FA Database

Annotated database of on-line sketched
diagrams from Finite Automata domain.

The Database

fa_diagram This is a database of on-line sketched diagrams from the finite automata (also known as finite state machine) domain. The purpose of the database is to provide a benchmark to algorithms for diagram recognition. It contains 300 diagrams drawn by 25 users. Each user was asked to draw 12 diagrams according to the given patterns. The data was collected with standard tablet PC Lenovo X61. The data are stored in InkML standard. Individual strokes contain information about position of the pen tip, time, and pressure. Annotation of symbols and relations among them is provided. Additionally, there is a meaning of the text assigned to text blocks and arrows have defined connection points.

Download

The database is divided into train dataset (11 users, 132 diagrams), validation dataset (7 users, 84 diagrams) and test dataset (7 users, 84 diagrams). It is free to download.

file: FA_database_1.1.zip
changelog:

  • Arrows contain annotation of their heads and shafts. If a head and a shaft were drawn by one stroke a proposed split point is annotated.

We also provide instances of the max-sum problem (a.k.a. discrete energy minimization/maximization) corresponding to the diagrams from the database. The instances were obtained using the recognition system described in the paper [2]. The instances are saved in a data format used by Troulbar2 (folder format_1) and in a format used by energy minimization community (folder format_2). We believe that these instances might be interesting for people doing research in optimization.

max-sum instances: FA_maxsum_1.1.zip

Parsing the Database

The database is stored in InkML format and thus it should be easy to parse. However, we describe how are symbols, connection points of arrows and relations annotated. The list of symbols in the database is following:

  • state
  • final state
  • arrow
  • label

Symbols are annotated in the following way. Let us note that annotation textMeaning is defined for labels only and the annotation connectionPointFrom with connectionPointTo are defined for arrows only. The elements head and shaft are defined for arrows only as well. These two elements contain a list of strokes, which is a subset of strokes of the whole symbol.
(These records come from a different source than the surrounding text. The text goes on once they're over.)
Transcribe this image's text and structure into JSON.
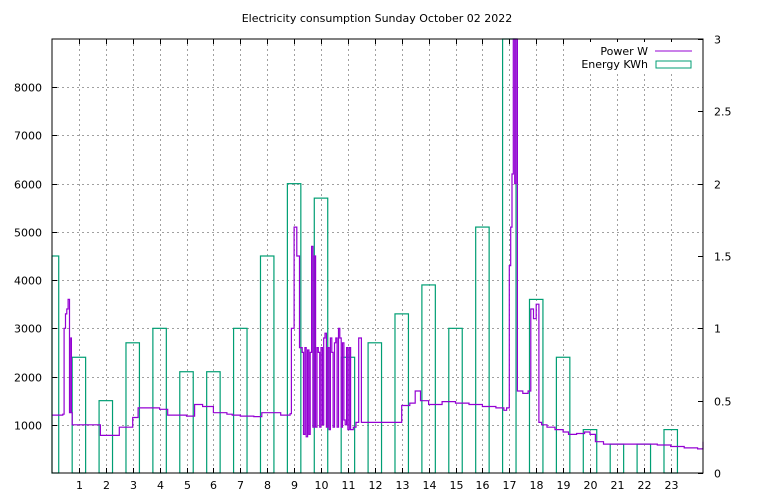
{
  "chart_data": {
    "type": "line",
    "title": "Electricity consumption Sunday October 02 2022",
    "xlim": [
      0,
      24.2
    ],
    "ylim": [
      0,
      9000
    ],
    "y2lim": [
      0,
      3
    ],
    "x_ticks": [
      1,
      2,
      3,
      4,
      5,
      6,
      7,
      8,
      9,
      10,
      11,
      12,
      13,
      14,
      15,
      16,
      17,
      18,
      19,
      20,
      21,
      22,
      23
    ],
    "y_ticks": [
      1000,
      2000,
      3000,
      4000,
      5000,
      6000,
      7000,
      8000
    ],
    "y2_ticks": [
      0,
      0.5,
      1,
      1.5,
      2,
      2.5,
      3
    ],
    "y2_tick_labels": [
      "0",
      "0.5",
      "1",
      "1.5",
      "2",
      "2.5",
      "3"
    ],
    "grid": true,
    "legend_position": "top-right",
    "colors": {
      "power": "#9400d3",
      "energy": "#009e73",
      "grid": "#a0a0a0"
    },
    "series": [
      {
        "name": "Power W",
        "axis": "y",
        "style": "steps",
        "x": [
          0,
          0.4,
          0.45,
          0.5,
          0.55,
          0.6,
          0.65,
          0.7,
          0.72,
          0.75,
          1.0,
          1.8,
          2.5,
          3.0,
          3.2,
          4.0,
          4.3,
          5.0,
          5.3,
          5.6,
          6.0,
          6.5,
          6.7,
          7.0,
          7.5,
          7.8,
          8.5,
          8.85,
          8.9,
          9.0,
          9.1,
          9.2,
          9.3,
          9.35,
          9.4,
          9.45,
          9.5,
          9.55,
          9.6,
          9.65,
          9.7,
          9.75,
          9.8,
          9.85,
          9.9,
          9.95,
          10.0,
          10.05,
          10.1,
          10.15,
          10.2,
          10.25,
          10.3,
          10.35,
          10.4,
          10.45,
          10.5,
          10.55,
          10.6,
          10.65,
          10.7,
          10.75,
          10.8,
          10.85,
          10.9,
          10.95,
          11.0,
          11.05,
          11.1,
          11.2,
          11.3,
          11.4,
          11.5,
          12.0,
          12.3,
          13.0,
          13.3,
          13.5,
          13.7,
          14.0,
          14.5,
          15.0,
          15.5,
          16.0,
          16.5,
          16.8,
          16.9,
          17.0,
          17.05,
          17.1,
          17.15,
          17.2,
          17.25,
          17.3,
          17.5,
          17.7,
          17.8,
          17.9,
          18.0,
          18.1,
          18.2,
          18.4,
          18.7,
          19.0,
          19.2,
          19.5,
          19.8,
          20.0,
          20.2,
          20.5,
          21.0,
          22.0,
          22.5,
          23.0,
          23.5,
          24.0,
          24.2
        ],
        "values": [
          1200,
          1220,
          3000,
          3300,
          3400,
          3600,
          1250,
          2800,
          1250,
          1000,
          1000,
          780,
          950,
          1150,
          1350,
          1320,
          1200,
          1180,
          1420,
          1380,
          1250,
          1220,
          1200,
          1180,
          1170,
          1250,
          1200,
          1230,
          3000,
          5100,
          4500,
          2600,
          2500,
          800,
          2600,
          750,
          2550,
          800,
          2500,
          4700,
          950,
          4500,
          950,
          2600,
          2500,
          950,
          2600,
          1000,
          2800,
          2900,
          950,
          2600,
          900,
          2800,
          2500,
          950,
          2700,
          2800,
          950,
          3000,
          2800,
          950,
          2700,
          1100,
          1000,
          2600,
          900,
          2600,
          900,
          950,
          1050,
          2800,
          1050,
          1050,
          1050,
          1400,
          1450,
          1700,
          1500,
          1420,
          1480,
          1450,
          1420,
          1380,
          1350,
          1300,
          1350,
          4300,
          5100,
          6200,
          9000,
          6000,
          9000,
          1700,
          1650,
          1700,
          3400,
          3200,
          3500,
          1050,
          1000,
          950,
          900,
          850,
          800,
          820,
          850,
          800,
          650,
          600,
          600,
          600,
          580,
          550,
          520,
          500,
          650
        ]
      },
      {
        "name": "Energy KWh",
        "axis": "y2",
        "style": "boxes",
        "x": [
          0,
          1,
          2,
          3,
          4,
          5,
          6,
          7,
          8,
          9,
          10,
          11,
          12,
          13,
          14,
          15,
          16,
          17,
          18,
          19,
          20,
          21,
          22,
          23
        ],
        "values": [
          1.5,
          0.8,
          0.5,
          0.9,
          1.0,
          0.7,
          0.7,
          1.0,
          1.5,
          2.0,
          1.9,
          0.8,
          0.9,
          1.1,
          1.3,
          1.0,
          1.7,
          3.1,
          1.2,
          0.8,
          0.3,
          0.2,
          0.2,
          0.3
        ]
      }
    ]
  }
}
The attributes from and to are defined only in the case that a stroke was split and just its one part is referenced. <traceGroup id="[id]">
  <annotation type="truth">[symbol_name]</annotation>
  <annotation type="textMeaning">[text_meaning]</annotation>
  <annotation type="connectionPointFrom">[relative_stroke_id] [point_id]</annotation>
  <annotation type="connectionPointTo">[relative_stroke_id] [point_id]</annotation>
  <traceView traceDataRef="[stroke_1_id]" />
  <traceView traceDataRef="[stroke_2_id]" />
  .
  .
  .
  <head>
   <traceView traceDataRef="[head_stroke_1_id]" from="[point_id]" to="[point_id]" />
   .
   .
   .
  </head>
  <shaft>
   <traceView traceDataRef="[shaft_stroke_1_id]" from="[point_id]" to="[point_id]" />
   .
   .
   .
  </shaft>
</traceGroup>
Relations are binary (initial arrow enrtering a state or a labeling of a symbol) or ternary (arrow connecting two symbols). In the case the relation is binary the third reference to a symbol is not defined and the first reference is always text (in the case of labeling) or arrow (in the case of arrow entering an initial state). In the case of ternary relation the first reference is the arrow, second reference is a symbol where is the arrow coming out and the second reference is the symbol the arrow is coming in. The list of relations in the database:

  • arrow_in
  • arrow_connection
  • text_inside
  • arrow_label

<symbolGroup id="[id]" arity="[arity_num]">
  <annotation type="truth">[relation_name]</annotation>
  <symbolView symbolDataRef="[symbol_1_id]" />
  <symbolView symbolDataRef="[symbol_2_id]" />
  <symbolView symbolDataRef="[symbol_3_id]" />
</symbolGroup>
Let us note that initial arrows are annotated the same way as arrows connecting two symbols. However, they might be easily found using the information about the reltionships.

References

If you use this database in your research, please, cite the paper [1].

[1] Bresler M., Van Phan T., Průša D., Nakagawa M., Hlaváč V.: Recognition system for on-line sketched diagrams. In: J.E. Guerrero (ed.) ICFHR 2014: Proceedings of the 14th International Conference on Frontiers in Handwriting Recognition, pp. 563-568. IEEE Computer Society, 10662 Los Vaqueros Circle, Los Alamitos, USA (2014). DOI 10.1109/ICFHR.2014.100 [pdf] [bib]
[2] Bresler M., Průša D., Hlaváč V..: On-line recognition of sketched arrow-connected diagrams. International Journal on Document Analysis and Recognition (IJDAR). DOI 10.1007/s10032-016-0269-z. To be published.